On the evening of Oct. 15, the Yale Symphony Orchestra, conducted by Toshiyuki Shimada, opened its 2011-’12 season with a concert at Woolsey Hall. The program included romantic staples by Weber and Rimsky-Korsakov and featured Chinese violinist Sha in “The Butterfly Lovers,” a violin concerto by Chen Gang and He Zhanhao. Though inconsistent, the evening contained moments of inspired playing sufficiently exalted to make this performance an auspicious beginning to the season.

The program opened with Carl Maria von Weber’s overture to the opera “Oberon.” While the opera has slipped into obscurity, its overture retains a firm place in the orchestral repertory, and justifiably so. Tightly constructed and inevitable in its unfolding, the work generates tremendous excitement and is an ideal concert opener. However, it presents the orchestra with potential pitfalls, and the Yale forces disappointingly succumbed to several of these. The opening notes, intoned by the horn, are notoriously devilish to play, and the performer’s obvious difficulty in executing the passage further bolstered this reputation. The exposition was marred by tawdry ensemble during the first theme, while the orchestral tutti was decidedly top-heavy, with violins and trumpets obscuring inner voices and preventing the audience’s full appreciation of Weber’s contrapuntal craft. Exceeding dynamic boundaries would be a recurring problem in the violins and percussion all evening, though at several places in the overture the orchestra proved itself capable of producing a burnished, if tubby, color.

Featured with increasing regularity on American concert programs, “The Butterfly Lovers” violin concerto is an attempt to crystallize in music a Chinese legend in the vein of programmatic concertante works à la Berlioz’s “Harold in Italy” or Richard Strauss’s “Don Quixote.” While not a galvanizing masterwork on a par with the aforementioned titans, it is nonetheless deserving of interest. Furthermore, its pentatonic melodies and lush, Vaughn Williams-esque orchestration provided the YSO with the ideal platform on which to showcase its strengths. While the music sometimes bordered on kitsch, the strings played with a luxuriant sound, milking it for all it was worth. The woodwinds and harps contributed further color to the ensemble. Violinist Sha’s sinewy tone and elastic glissandi served the music well, though overexuberance during fast passages resulted in the occasional technical infelicity. While the solo part provided many opportunities for decadence and tastelessness, Sha’s performance was elegantly phrased, refreshing in an era where humility and service to the composer seem to be last on the list of a performer’s priorities.

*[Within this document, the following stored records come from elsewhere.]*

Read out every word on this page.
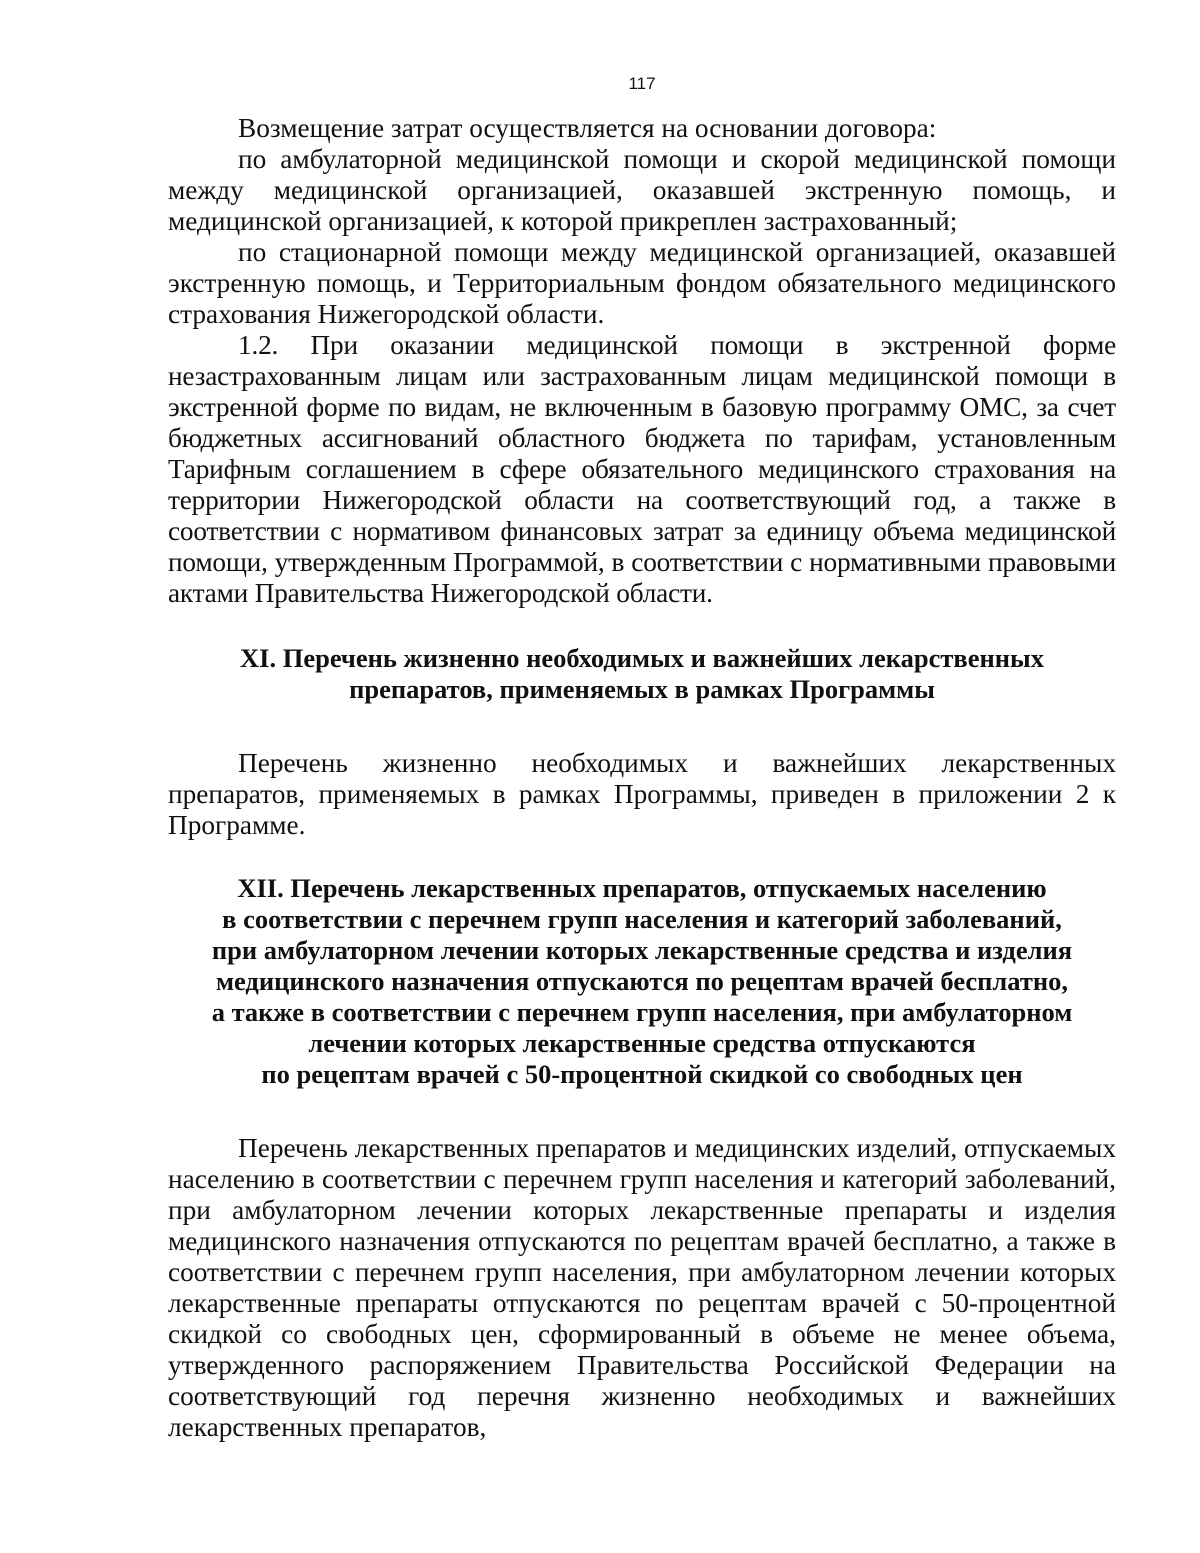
117

Возмещение затрат осуществляется на основании договора:

по амбулаторной медицинской помощи и скорой медицинской помощи между медицинской организацией, оказавшей экстренную помощь, и медицинской организацией, к которой прикреплен застрахованный;

по стационарной помощи между медицинской организацией, оказавшей экстренную помощь, и Территориальным фондом обязательного медицинского страхования Нижегородской области.

1.2. При оказании медицинской помощи в экстренной форме незастрахованным лицам или застрахованным лицам медицинской помощи в экстренной форме по видам, не включенным в базовую программу ОМС, за счет бюджетных ассигнований областного бюджета по тарифам, установленным Тарифным соглашением в сфере обязательного медицинского страхования на территории Нижегородской области на соответствующий год, а также в соответствии с нормативом финансовых затрат за единицу объема медицинской помощи, утвержденным Программой, в соответствии с нормативными правовыми актами Правительства Нижегородской области.

XI. Перечень жизненно необходимых и важнейших лекарственных
препаратов, применяемых в рамках Программы

Перечень жизненно необходимых и важнейших лекарственных препаратов, применяемых в рамках Программы, приведен в приложении 2 к Программе.

XII. Перечень лекарственных препаратов, отпускаемых населению
в соответствии с перечнем групп населения и категорий заболеваний,
при амбулаторном лечении которых лекарственные средства и изделия
медицинского назначения отпускаются по рецептам врачей бесплатно,
а также в соответствии с перечнем групп населения, при амбулаторном
лечении которых лекарственные средства отпускаются
по рецептам врачей с 50-процентной скидкой со свободных цен

Перечень лекарственных препаратов и медицинских изделий, отпускаемых населению в соответствии с перечнем групп населения и категорий заболеваний, при амбулаторном лечении которых лекарственные препараты и изделия медицинского назначения отпускаются по рецептам врачей бесплатно, а также в соответствии с перечнем групп населения, при амбулаторном лечении которых лекарственные препараты отпускаются по рецептам врачей с 50-процентной скидкой со свободных цен, сформированный в объеме не менее объема, утвержденного распоряжением Правительства Российской Федерации на соответствующий год перечня жизненно необходимых и важнейших лекарственных препаратов,
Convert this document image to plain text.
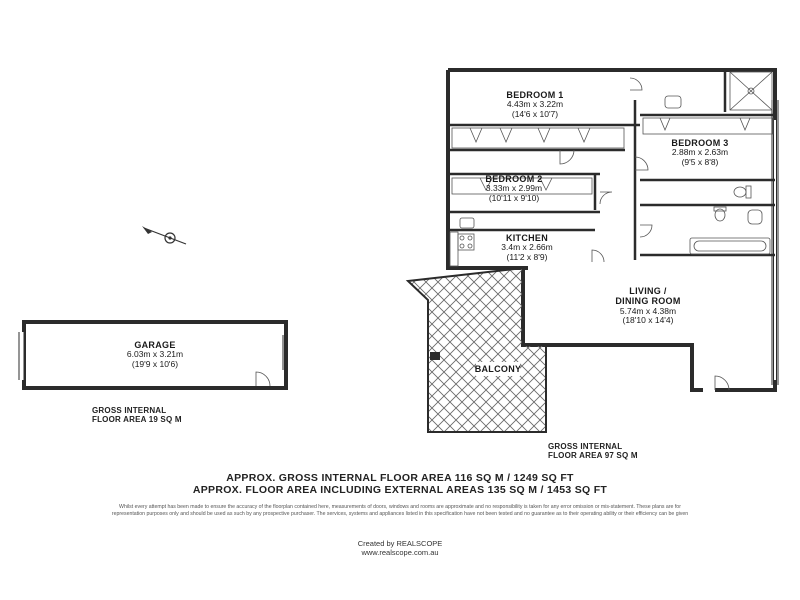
BEDROOM 1
4.43m x 3.22m
(14'6 x 10'7)
BEDROOM 3
2.88m x 2.63m
(9'5 x 8'8)
BEDROOM 2
3.33m x 2.99m
(10'11 x 9'10)
KITCHEN
3.4m x 2.66m
(11'2 x 8'9)
LIVING /
DINING ROOM
5.74m x 4.38m
(18'10 x 14'4)
BALCONY
GARAGE
6.03m x 3.21m
(19'9 x 10'6)
GROSS INTERNAL
FLOOR AREA 19 SQ M
GROSS INTERNAL
FLOOR AREA 97 SQ M
APPROX. GROSS INTERNAL FLOOR AREA 116 SQ M / 1249 SQ FT
APPROX. FLOOR AREA INCLUDING EXTERNAL AREAS 135 SQ M / 1453 SQ FT
Whilst every attempt has been made to ensure the accuracy of the floorplan contained here, measurements of doors, windows and rooms are approximate and no responsibility is taken for any error omission or mis-statement. These plans are for representation purposes only and should be used as such by any prospective purchaser. The services, systems and appliances listed in this specification have not been tested and no guarantee as to their operating ability or their efficiency can be given
Created by REALSCOPE
www.realscope.com.au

The second half of the program consisted solely of Nikolai Rimsky-Korsakov’s “Scheherazade.” A massive orchestral suite lasting the better part of an hour, “Scheherazade” is arguably its composer’s finest achievement. Rimsky-Korsakov lavished on this score both the resources of his ripe orchestral imagination and his gift for incandescent melody. However, for all of Rimsky-Korsakov’s strengths, formal tautness was not one of them, leaving it incumbent upon the performers to project a sense of forward motion and architectonic integrity. In the sprawling second movement, “The Story of the Kalandar Prince,” the tendency of the violins to overindulge in the sweeping melodic bits had the net effect of giving away “too much too soon,” reducing a suggestive and erotic musical narrative to a series of disjointed episodes. Fortunately, the orchestra more than redeemed itself in the third movement, “The Young Prince and Young Princess.” The YSO delivered the movement’s buoyant cantilènes gloriously, offering sumptuous string tone augmented by exemplary playing in the woodwinds and horns. Concertmaster Jacob Joyce gave an able reading of the formidable violin solos, and he was enthusiastically received by the audience following the performance. To this ear, however, the evening’s finest players were principal cellist Leo Singer and principal woodwinds Victor Wang, flute, Sonja Peterson, oboe, Matthew Griffith, clarinet, and Gabriel Levine, bassoon. In particular, Mr. Griffith’s coy rubato and Mr. Singer’s voluptuous tone lent a frank sexiness to the solo passages, further enhancing this performance’s effectiveness.

Deserving of praise is Maestro Shimada’s podium presence, which forgoes mere showmanship for economy of gesture without ever coming across as perfunctory or cold. Under the guidance and discipline of such a tastefully expressive musician, the Yale Symphony Orchestra looks poised to grow following this promising season opening.